You can help prevent melanoma
Don’t let melanoma sneak up on you. Remember that in massive doses or much less, the sun is not your friend and so, to help prevent melanoma…
- Stay out of the sun between 10 a.m. and 4 p.m.
- Use sunscreen with SPF 15 or higher.
- Cover up with long sleeves and a hat.
- Check your skin regularly for changes. If you can’t “see yourself all over,” get your partner, spouse or friend to do this. And ask your healthcare provider to check you during your annual exam—if he or she sees something suspicious, you’ll be referred to a dermatologist. Find a free skin cancer screening here.
- Current estimates are that one in five Americans will be diagnosed with skin cancer in their lifetime.

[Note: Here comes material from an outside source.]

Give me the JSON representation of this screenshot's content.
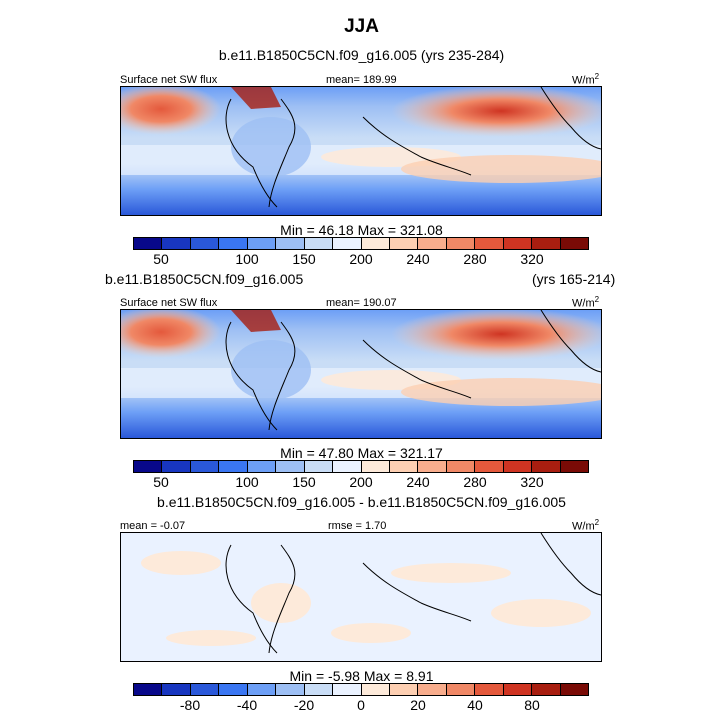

- Melanoma is the most common cancer for 25- to 29-year-olds. Your kids and grandkids need to know about this, and there’s no better time to share your knowledge and concern than now, as summer fast approaches. You can probably show them how the sun has affected you.
“Spot on” treatments
I’ve written previously here about skin cancer. Recently, for cosmetic reasons, my dermatologist removed several AKs from my arms with liquid nitrogen—they are ugly, and worse yet, they can be precancerous. The treatment stings briefly and then the skin falls off in a week or two—the culprit again was too much sun.
It can feel overwhelming to hide from the giant fireball in the sky. A little knowledge about how to protect ourselves can go a long way toward helping us live longer and better. And we can do our best to help prevent melanoma. Happy holiday!